After testing as shown in Figure 1, the algin oligosaccharide polymerization degree is 2-10, and its main polymerization degree is 2-6.
Embodiment 4 plant experimental are evaluated the growth-promoting activity of enzymolysis algin oligosaccharide
(1) given the test agent: algin oligosaccharide sugar, according to experiment, execute the method preparation described in example 1.
(2) experimental plant: the western agriculture 979 of wheat (Triticum aestivum L.).Culture condition is: 75% alcohol sterilizing 10min for wheat seed, after clean with distilled water flushing, seed is immersed in to the 8h that soaks seed in aseptic distilled water, in dark, germinate 3 days, choose the wheat seeding of identical growing way and in Huo Delan nutrient solution, cultivate 3 days, diurnal cycle is 12h/12h, and temperature is 25 ℃/20 ℃, relative humidity 60%, intensity of illumination is 800 μ molm
-2s
-1.
(3) test item: wheat root is long, seedling is long and fresh weight.

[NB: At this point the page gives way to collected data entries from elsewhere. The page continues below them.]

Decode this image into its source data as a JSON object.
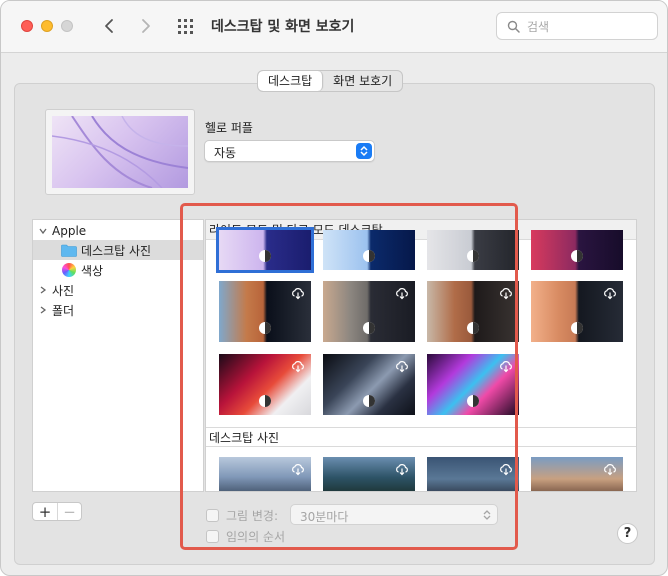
{
  "window": {
    "title": "데스크탑 및 화면 보호기",
    "search_placeholder": "검색"
  },
  "tabs": [
    {
      "label": "데스크탑",
      "active": true
    },
    {
      "label": "화면 보호기",
      "active": false
    }
  ],
  "wallpaper": {
    "name": "헬로 퍼플",
    "mode_value": "자동"
  },
  "sidebar": {
    "items": [
      {
        "label": "Apple",
        "expanded": true
      },
      {
        "label": "데스크탑 사진",
        "selected": true
      },
      {
        "label": "색상"
      },
      {
        "label": "사진",
        "expanded": false
      },
      {
        "label": "폴더",
        "expanded": false
      }
    ]
  },
  "grid": {
    "section1_title": "라이트 모드 및 다크 모드 데스크탑",
    "section2_title": "데스크탑 사진"
  },
  "controls": {
    "add_label": "+",
    "remove_label": "−",
    "change_picture_label": "그림 변경:",
    "interval_value": "30분마다",
    "random_order_label": "임의의 순서",
    "help_label": "?"
  },
  "colors": {
    "accent": "#1a7cf5",
    "annotation": "#e25a4c",
    "selection": "#2f6fd6"
  }
}
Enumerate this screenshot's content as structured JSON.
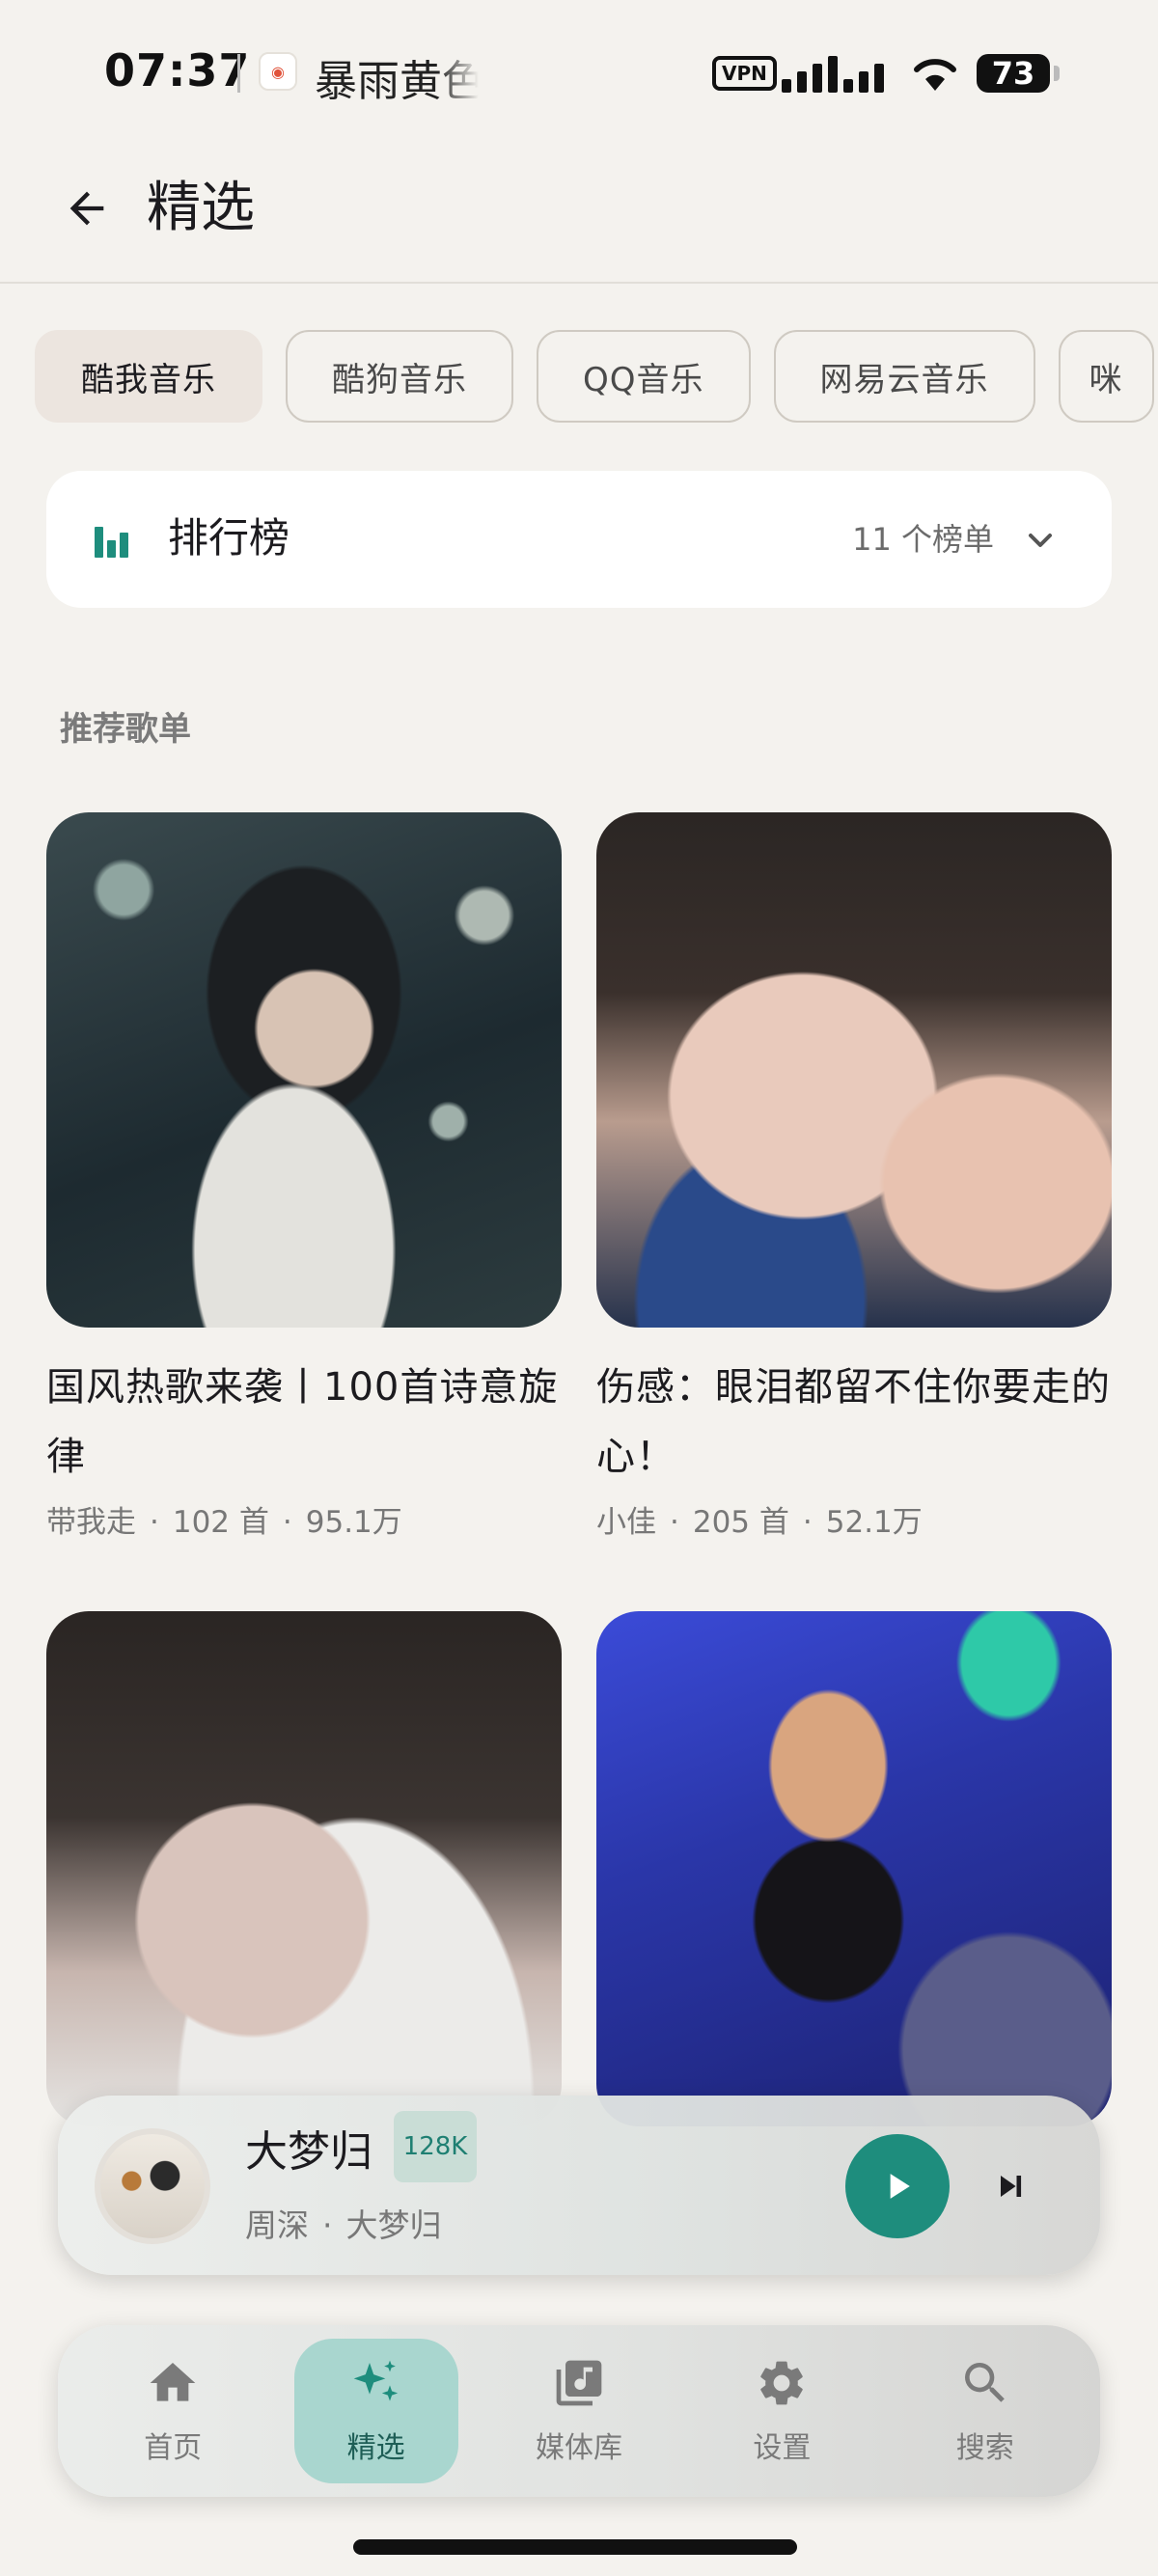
{
  "status_bar": {
    "time": "07:37",
    "app_badge": "⚫",
    "notification_text": "暴雨黄色",
    "vpn": "VPN",
    "battery": "73"
  },
  "app_bar": {
    "back_icon": "arrow-left-icon",
    "title": "精选"
  },
  "chips": [
    {
      "label": "酷我音乐",
      "active": true
    },
    {
      "label": "酷狗音乐",
      "active": false
    },
    {
      "label": "QQ音乐",
      "active": false
    },
    {
      "label": "网易云音乐",
      "active": false
    },
    {
      "label": "咪",
      "active": false
    }
  ],
  "rank_card": {
    "icon": "bar-chart-icon",
    "title": "排行榜",
    "count": "11 个榜单",
    "chevron": "chevron-down-icon"
  },
  "section": {
    "title": "推荐歌单"
  },
  "playlists": [
    {
      "title": "国风热歌来袭丨100首诗意旋律",
      "creator": "带我走",
      "songs": "102 首",
      "plays": "95.1万"
    },
    {
      "title": "伤感：眼泪都留不住你要走的心！",
      "creator": "小佳",
      "songs": "205 首",
      "plays": "52.1万"
    },
    {
      "title": "",
      "creator": "",
      "songs": "",
      "plays": ""
    },
    {
      "title": "",
      "creator": "",
      "songs": "",
      "plays": ""
    }
  ],
  "mini_player": {
    "title": "大梦归",
    "quality": "128K",
    "artist": "周深",
    "album": "大梦归",
    "play_icon": "play-icon",
    "next_icon": "skip-next-icon"
  },
  "bottom_nav": [
    {
      "label": "首页",
      "icon": "home-icon",
      "active": false
    },
    {
      "label": "精选",
      "icon": "sparkle-icon",
      "active": true
    },
    {
      "label": "媒体库",
      "icon": "library-icon",
      "active": false
    },
    {
      "label": "设置",
      "icon": "gear-icon",
      "active": false
    },
    {
      "label": "搜索",
      "icon": "search-icon",
      "active": false
    }
  ],
  "colors": {
    "accent": "#1e8d7d",
    "background": "#f4f2ee",
    "nav_active": "#a9d6cf"
  }
}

(4) experimental technique: set up 4 groups of processing, comprise blank group (Control, distilled water sprays), algin oligosaccharide treatment group AOS1(mass concentration 0.01%AOS, surplus is water), algin oligosaccharide treatment group AOS2(mass concentration 0.1%AOS, surplus is water) and algin oligosaccharide treatment group AOS3(mass concentration 1%AOS, surplus is water).When wheat is cultured to 3 days, with different concns algin oligosaccharide or distilled water blade spraying wheat, average every strain amount of application is 10mL, sampling and measuring after 96h.
(5) result:
The impact of algin oligosaccharide on growth of wheat roots: A represents the blank group that distilled water is processed, and B represents 1%AOS treatment group.As shown in Figure 2,3 concentration AOS all can significantly promote wheat root growth, especially best with 0.01% and 1% concentration.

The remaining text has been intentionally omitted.